One part of the 1936 games that has nothing to do with politics has become a tradition (and in a good way): the Olympic torch relay. Germany was the first to institute the journey of the torch (built of Germany steel, of course) from Greece to Berlin.

Encyclopedia Britannica says that 49 countries ultimately chose to participate, including the United States. The proceedings were filmed for a later documentary by Leni Riefenstahl, who pioneered techniques for capturing the action of the games that are still used today. The games were also televised, after a fashion, as WBUR reports: the events were sent by closed-circuit TV to various viewing halls around the country. More important, the Germans invested heavily in radio equipment and technology to beam the games around the world — audio, anyway.

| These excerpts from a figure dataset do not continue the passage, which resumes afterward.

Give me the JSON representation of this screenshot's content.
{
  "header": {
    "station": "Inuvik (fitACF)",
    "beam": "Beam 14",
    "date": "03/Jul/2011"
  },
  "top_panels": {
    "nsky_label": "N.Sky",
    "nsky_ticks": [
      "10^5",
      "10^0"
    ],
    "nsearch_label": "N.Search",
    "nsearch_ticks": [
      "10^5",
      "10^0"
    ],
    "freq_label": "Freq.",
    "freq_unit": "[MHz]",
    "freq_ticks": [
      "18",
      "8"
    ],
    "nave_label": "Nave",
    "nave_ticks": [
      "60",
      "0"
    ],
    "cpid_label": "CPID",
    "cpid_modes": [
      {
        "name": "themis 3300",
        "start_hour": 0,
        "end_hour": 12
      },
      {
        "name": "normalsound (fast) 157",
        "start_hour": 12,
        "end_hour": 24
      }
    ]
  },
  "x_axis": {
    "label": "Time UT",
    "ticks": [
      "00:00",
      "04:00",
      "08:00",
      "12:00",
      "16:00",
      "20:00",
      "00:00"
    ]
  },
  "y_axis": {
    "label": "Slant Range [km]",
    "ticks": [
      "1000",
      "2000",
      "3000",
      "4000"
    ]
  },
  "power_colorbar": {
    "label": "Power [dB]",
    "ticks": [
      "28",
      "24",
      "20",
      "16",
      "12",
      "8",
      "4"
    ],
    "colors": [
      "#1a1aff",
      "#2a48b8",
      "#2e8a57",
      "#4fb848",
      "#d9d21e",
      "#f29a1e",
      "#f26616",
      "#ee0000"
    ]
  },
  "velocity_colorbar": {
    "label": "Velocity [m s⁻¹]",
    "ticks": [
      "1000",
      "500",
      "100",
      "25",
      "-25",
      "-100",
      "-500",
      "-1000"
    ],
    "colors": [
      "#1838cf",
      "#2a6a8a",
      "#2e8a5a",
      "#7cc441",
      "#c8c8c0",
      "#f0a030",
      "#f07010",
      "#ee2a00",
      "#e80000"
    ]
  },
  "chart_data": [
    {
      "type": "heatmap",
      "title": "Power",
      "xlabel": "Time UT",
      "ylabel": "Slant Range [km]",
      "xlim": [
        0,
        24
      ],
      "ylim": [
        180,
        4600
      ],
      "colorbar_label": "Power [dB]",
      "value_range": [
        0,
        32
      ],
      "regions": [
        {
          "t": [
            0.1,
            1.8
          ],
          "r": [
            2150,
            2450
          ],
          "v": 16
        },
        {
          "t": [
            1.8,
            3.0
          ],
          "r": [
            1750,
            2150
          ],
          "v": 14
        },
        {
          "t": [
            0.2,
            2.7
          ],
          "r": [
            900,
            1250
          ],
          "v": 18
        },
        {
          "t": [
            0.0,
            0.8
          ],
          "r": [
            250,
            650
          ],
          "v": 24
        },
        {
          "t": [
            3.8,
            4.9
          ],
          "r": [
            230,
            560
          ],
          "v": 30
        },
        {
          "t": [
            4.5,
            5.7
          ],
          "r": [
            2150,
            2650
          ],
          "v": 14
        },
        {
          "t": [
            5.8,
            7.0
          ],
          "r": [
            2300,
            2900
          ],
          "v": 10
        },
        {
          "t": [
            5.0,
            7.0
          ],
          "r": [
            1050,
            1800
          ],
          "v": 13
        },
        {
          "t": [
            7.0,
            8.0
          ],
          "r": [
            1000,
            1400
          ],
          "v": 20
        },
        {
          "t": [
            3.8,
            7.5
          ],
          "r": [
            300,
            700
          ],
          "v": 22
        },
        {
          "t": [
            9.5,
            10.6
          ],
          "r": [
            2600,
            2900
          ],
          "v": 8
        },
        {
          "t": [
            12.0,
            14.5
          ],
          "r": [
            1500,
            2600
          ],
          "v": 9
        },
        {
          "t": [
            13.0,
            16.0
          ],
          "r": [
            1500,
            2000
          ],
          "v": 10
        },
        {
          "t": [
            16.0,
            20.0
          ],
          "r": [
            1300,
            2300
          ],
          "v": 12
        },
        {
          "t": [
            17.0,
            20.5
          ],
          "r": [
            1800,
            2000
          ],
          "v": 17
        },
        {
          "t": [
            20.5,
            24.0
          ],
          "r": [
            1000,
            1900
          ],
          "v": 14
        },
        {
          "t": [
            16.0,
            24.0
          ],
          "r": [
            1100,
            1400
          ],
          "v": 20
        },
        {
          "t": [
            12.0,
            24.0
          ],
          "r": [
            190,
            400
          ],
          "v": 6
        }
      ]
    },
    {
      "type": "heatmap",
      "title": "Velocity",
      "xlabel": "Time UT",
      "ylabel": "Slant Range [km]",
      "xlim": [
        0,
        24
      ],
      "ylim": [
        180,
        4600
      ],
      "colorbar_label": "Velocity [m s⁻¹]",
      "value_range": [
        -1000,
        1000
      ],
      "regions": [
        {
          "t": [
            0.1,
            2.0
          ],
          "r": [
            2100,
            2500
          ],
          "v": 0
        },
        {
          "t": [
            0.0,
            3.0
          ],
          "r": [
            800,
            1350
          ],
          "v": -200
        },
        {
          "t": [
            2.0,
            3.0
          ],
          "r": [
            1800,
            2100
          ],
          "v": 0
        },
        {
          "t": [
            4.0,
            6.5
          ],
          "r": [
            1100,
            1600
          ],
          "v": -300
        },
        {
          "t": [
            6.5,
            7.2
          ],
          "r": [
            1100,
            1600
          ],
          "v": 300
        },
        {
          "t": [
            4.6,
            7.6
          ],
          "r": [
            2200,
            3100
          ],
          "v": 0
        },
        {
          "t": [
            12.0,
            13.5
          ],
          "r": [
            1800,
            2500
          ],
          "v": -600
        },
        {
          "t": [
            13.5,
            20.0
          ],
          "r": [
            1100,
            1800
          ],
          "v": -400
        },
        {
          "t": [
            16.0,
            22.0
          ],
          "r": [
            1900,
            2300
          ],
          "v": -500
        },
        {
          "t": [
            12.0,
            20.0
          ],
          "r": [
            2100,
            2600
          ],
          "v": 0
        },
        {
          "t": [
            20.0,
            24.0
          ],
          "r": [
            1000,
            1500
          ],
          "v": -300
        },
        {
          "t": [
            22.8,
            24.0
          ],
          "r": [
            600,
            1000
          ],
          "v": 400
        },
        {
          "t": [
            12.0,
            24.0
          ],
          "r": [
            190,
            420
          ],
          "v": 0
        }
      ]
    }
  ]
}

The head of America's Olympics effort took the position that the games were for athletes, not for politicians, says Biography, and so America committed to the competition.

Jesse Owens brought home four gold medals

The greatest American standout that summer was Jesse Owens, a 28-year-old Black sprinter from Alabama who took home not one, but three individual medals, plus a relay medal — all gold. And setting world records while doing it. It's sometimes reported that Hitler snubbed Owens by failing to salute him, but Biography relates that Hitler had decided to treat all athletes equally, and so after the first day he saluted no one. The audience, however, went nuts for Owens, chanting his name over and over again in excitement.

The 1936 games saw the first time basketball was an event. First time out, and the Germans built the court outside — where the games were played on grass. Nevertheless, the United States took the gold there as well, with a score of 19-8 over Canada.

Many consider the 1936 Summer Olympics the first example of politics nearly overtaking the games. Time quotes author David Clay Large (Nazi Games: The Olympics of 1936): "Those games really set the stage for the Olympics as we know them today. That injection of politics and extreme nationalism, that's continued. There's no question that nationalism is a very fundamental part of it all."